A group of researchers in the United States questioned a range of hospital staff about delayed discharge.13 Nurses were more likely than doctors to claim that delays in discharge were due to inadequate communication and ward rounds and other conferences. Physicians, however, were more likely to blame delays in getting the results of investigations and the non-availability of subacute care beds. Almost all doctors said that decisions regarding discharge were made in the morning; over 60% said that discharge orders were usually written before noon. In contrast, none of the nurses thought that orders were usually written before noon.

How to reduce the problem

Discharge planning —There seem to be no robust analyses of discharge planning other than a systematic review of home visits before discharge.14 The review identified only five studies, all surveys. Although four studies found a possible benefit of home visiting, the overall conclusion of the review was that little evidence exists for the effectiveness of such visits.

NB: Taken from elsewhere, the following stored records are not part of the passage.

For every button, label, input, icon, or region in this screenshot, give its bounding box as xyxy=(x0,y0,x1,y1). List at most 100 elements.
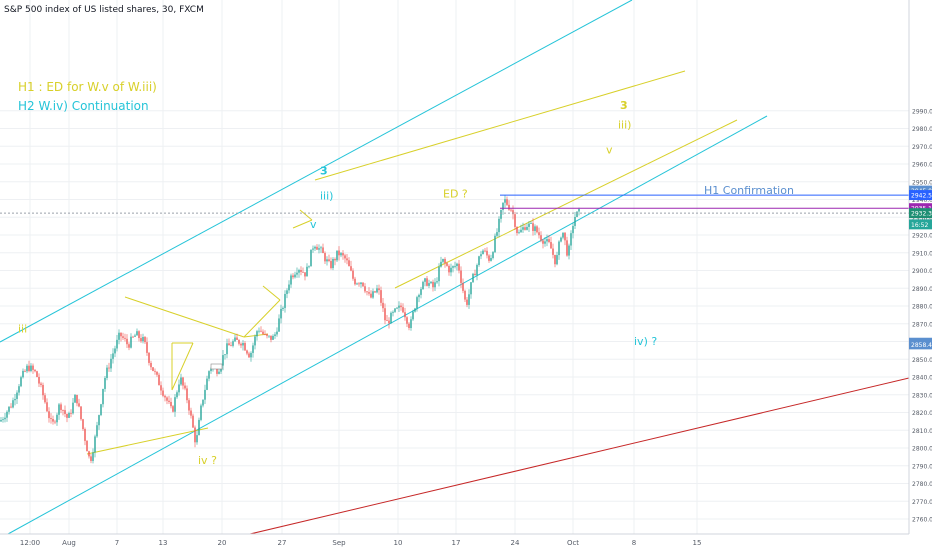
y-tick-label: 2820.0 xyxy=(912,410,932,417)
candle-body xyxy=(434,282,436,288)
small-flag-line-b[interactable] xyxy=(299,209,313,221)
candle-body xyxy=(468,294,470,305)
candle-body xyxy=(546,239,548,242)
wedge-lower-line[interactable] xyxy=(86,427,209,455)
channel-upper-line[interactable] xyxy=(0,0,633,343)
candle-body xyxy=(366,291,368,293)
triangle-apex-line[interactable] xyxy=(262,285,281,301)
symbol-label[interactable]: S&P 500 index of US listed shares, 30, F… xyxy=(4,5,204,15)
level-layer[interactable] xyxy=(0,194,909,214)
candle-body xyxy=(564,232,566,241)
small-flag-line-a[interactable] xyxy=(292,219,313,229)
candle-body xyxy=(52,418,54,422)
candle-body xyxy=(478,256,480,265)
candle-body xyxy=(284,293,286,308)
candle-body xyxy=(566,240,568,256)
candle-body xyxy=(512,210,514,215)
y-tick-label: 2900.0 xyxy=(912,268,932,275)
candle-body xyxy=(60,404,62,410)
candle-body xyxy=(342,253,344,256)
candle-body xyxy=(360,282,362,285)
candle-body xyxy=(228,343,230,346)
candle-body xyxy=(460,270,462,283)
price-badge xyxy=(909,208,932,219)
candle-body xyxy=(18,386,20,393)
price-axis-panel[interactable] xyxy=(909,0,932,550)
y-tick-label: 2800.0 xyxy=(912,446,932,453)
candle-body xyxy=(34,369,36,372)
candle-body xyxy=(570,233,572,246)
candle-body xyxy=(280,308,282,319)
candle-body xyxy=(552,248,554,255)
candle-body xyxy=(192,415,194,428)
candle-body xyxy=(46,402,48,412)
candle-body xyxy=(316,246,318,250)
candle-body xyxy=(576,211,578,218)
candle-body xyxy=(262,331,264,334)
candle-body xyxy=(194,427,196,443)
trendline-layer[interactable] xyxy=(0,0,910,535)
candle-body xyxy=(110,358,112,369)
candle-body xyxy=(322,247,324,254)
price-axis[interactable]: 2760.0 2770.0 2780.0 2790.0 2800.0 2810.0 2820… xyxy=(909,108,932,524)
candle-body xyxy=(334,258,336,261)
candle-body xyxy=(120,332,122,337)
candle-body xyxy=(200,405,202,420)
x-tick-label: 24 xyxy=(511,539,520,547)
candle-body xyxy=(556,255,558,265)
candle-body xyxy=(396,307,398,309)
candle-body xyxy=(198,419,200,436)
time-axis[interactable]: 12:00 Aug 7 13 20 27 Sep 10 17 24 Oct 8 15 xyxy=(20,539,702,547)
annotation-layer: 3 iii) v 3 iii) v ED ? H1 Confirmation iii iv) ? i… xyxy=(18,99,794,467)
wave-label: iii xyxy=(18,323,27,336)
candle-body xyxy=(554,254,556,265)
candle-body xyxy=(130,336,132,348)
candle-body xyxy=(520,229,522,233)
hypothesis-h1-label: H1 : ED for W.v of W.iii) xyxy=(18,80,157,94)
candle-body xyxy=(296,272,298,275)
time-axis-panel[interactable] xyxy=(0,534,932,550)
ending-diagonal-lower-line[interactable] xyxy=(394,119,738,289)
candle-body xyxy=(530,223,532,225)
candle-body xyxy=(254,336,256,346)
candle-body xyxy=(492,252,494,259)
x-tick-label: Sep xyxy=(332,539,346,547)
mini-flag-diag-line[interactable] xyxy=(171,342,194,391)
candle-body xyxy=(578,208,580,212)
candle-body xyxy=(394,308,396,312)
candle-body xyxy=(406,317,408,324)
candle-body xyxy=(70,412,72,414)
candle-body xyxy=(502,202,504,211)
candle-body xyxy=(476,264,478,276)
triangle-upper-line[interactable] xyxy=(124,296,245,338)
candle-body xyxy=(106,367,108,378)
price-badge-label: 2932.3 xyxy=(911,211,932,218)
candle-body xyxy=(514,214,516,227)
candle-body xyxy=(68,412,70,418)
ending-diagonal-upper-line[interactable] xyxy=(314,70,686,181)
triangle-lower-line[interactable] xyxy=(243,299,281,338)
candle-body xyxy=(416,297,418,309)
candle-body xyxy=(270,335,272,340)
candle-body xyxy=(92,452,94,461)
channel-lower-line[interactable] xyxy=(7,115,768,535)
long-term-trendline[interactable] xyxy=(249,377,910,535)
candle-body xyxy=(102,388,104,405)
candle-body xyxy=(182,377,184,386)
candle-body xyxy=(466,299,468,305)
candle-body xyxy=(278,318,280,332)
candle-body xyxy=(276,331,278,335)
triangle-base-line[interactable] xyxy=(243,333,269,338)
candle-body xyxy=(306,266,308,277)
y-tick-label: 2970.0 xyxy=(912,144,932,151)
candle-body xyxy=(28,365,30,371)
candle-body xyxy=(418,294,420,298)
candle-body xyxy=(568,245,570,256)
candle-body xyxy=(290,275,292,285)
candle-body xyxy=(344,255,346,259)
candle-body xyxy=(224,354,226,356)
candle-body xyxy=(240,343,242,346)
candle-body xyxy=(260,330,262,332)
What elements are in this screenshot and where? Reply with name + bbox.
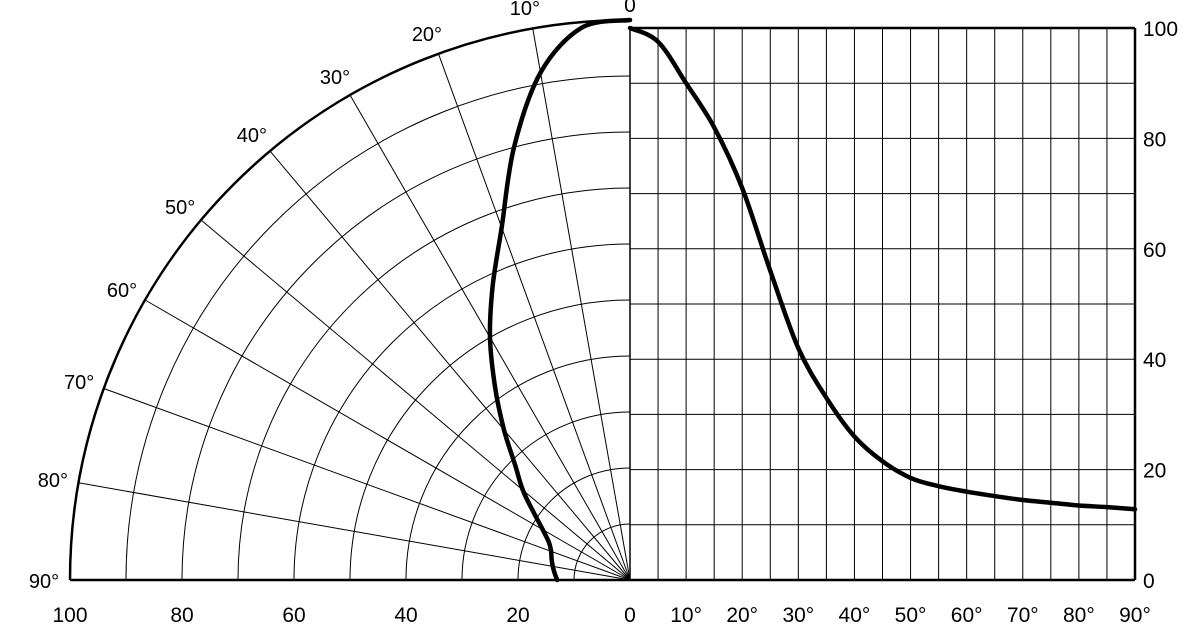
x-tick-label: 20°: [726, 604, 758, 627]
polar-grid-arc: [461, 411, 631, 581]
polar-spoke: [437, 53, 631, 581]
polar-angle-label: 80°: [38, 470, 68, 492]
polar-grid-arc: [517, 467, 631, 581]
x-tick-label: 30°: [782, 604, 814, 627]
polar-grid-arc: [405, 355, 631, 581]
polar-angle-label: 60°: [107, 280, 137, 302]
polar-angle-label: 50°: [165, 197, 195, 219]
polar-grid-arc: [181, 131, 631, 581]
polar-angle-label: 70°: [64, 372, 94, 394]
x-tick-label: 60°: [951, 604, 983, 627]
polar-angle-label: 40°: [237, 125, 267, 147]
y-tick-label: 20: [1143, 460, 1166, 483]
polar-angle-label: 0: [624, 0, 636, 17]
polar-grid-arc: [349, 299, 631, 581]
polar-grid: [68, 18, 631, 581]
polar-grid-arc: [293, 243, 631, 581]
label-layer: 0 10° 20° 30° 40° 50° 60° 70° 80° 90° 100 80 60 40 20 0…: [29, 0, 1178, 627]
x-tick-label: 80°: [1063, 604, 1095, 627]
y-tick-label: 80: [1143, 128, 1166, 151]
polar-outer-arc: [68, 18, 631, 581]
polar-grid-arc: [125, 75, 631, 581]
polar-spoke: [144, 299, 631, 581]
x-tick-label: 0: [624, 604, 636, 627]
radius-tick-label: 20: [506, 604, 529, 627]
polar-intensity-curve: [487, 17, 633, 583]
radius-tick-label: 80: [170, 604, 193, 627]
y-tick-label: 0: [1143, 570, 1155, 593]
polar-spoke: [532, 28, 631, 581]
polar-angle-label: 20°: [412, 24, 442, 46]
x-tick-label: 90°: [1119, 604, 1151, 627]
x-tick-label: 70°: [1007, 604, 1039, 627]
radius-tick-label: 40: [394, 604, 417, 627]
polar-spoke: [78, 482, 631, 581]
y-tick-label: 40: [1143, 349, 1166, 372]
cartesian-grid: [70, 26, 1137, 582]
polar-angle-label: 90°: [29, 571, 59, 593]
polar-grid-arc: [573, 523, 631, 581]
polar-spoke: [269, 150, 631, 581]
polar-grid-arc: [237, 187, 631, 581]
y-tick-label: 100: [1143, 18, 1178, 41]
radius-tick-label: 60: [282, 604, 305, 627]
y-tick-label: 60: [1143, 239, 1166, 262]
polar-spoke: [103, 387, 631, 581]
x-tick-label: 10°: [670, 604, 702, 627]
x-tick-label: 40°: [839, 604, 871, 627]
polar-angle-label: 30°: [320, 67, 350, 89]
radius-tick-label: 100: [52, 604, 87, 627]
cartesian-intensity-curve: [627, 25, 1138, 512]
polar-angle-label: 10°: [510, 0, 540, 20]
x-tick-label: 50°: [895, 604, 927, 627]
series-layer: [487, 17, 1138, 583]
polar-spoke: [200, 219, 631, 581]
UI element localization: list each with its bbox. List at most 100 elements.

Supported discharge —Patterson and Mulley carried out a systematic review of randomised trials in the effectiveness of supported discharge.15 Assessment of the nine included studies showed there was a need for caution in interpreting the results. Despite this the authors thought that the proportion of elderly people at home six to twelve months after admission was greater among those with supported discharge. This was associated with a consistent pattern of reduction in admission to long stay care over the same period, without apparent increases in mortality. There were no good data about functional status or satisfaction and, in consequence, uncertainty about the overall effectiveness of supported discharge.

Conclusion

Assessment of inappropriately delayed discharge seems to be beset by problems of lack of definition, poor measurement tools, and poor evidence. This is set against a background of rapidly increasing demand and diminishing supply. The prevalence and causes of inappropriately delayed discharge seem to vary greatly, and the topic is dominated by subjectivity especially in relation to elderly patients in acute hospital beds.

Central questions on good measures of inappropriateness, whether inappropriateness refers to local circumstances or an ideal state, and the effectiveness of alternatives to the “inappropriate” setting are often missed. All of these questions need to be tackled if we are to have a sensible approach to policy in this area.

Footnotes

  • Funding None.

  • Competing interests None declared.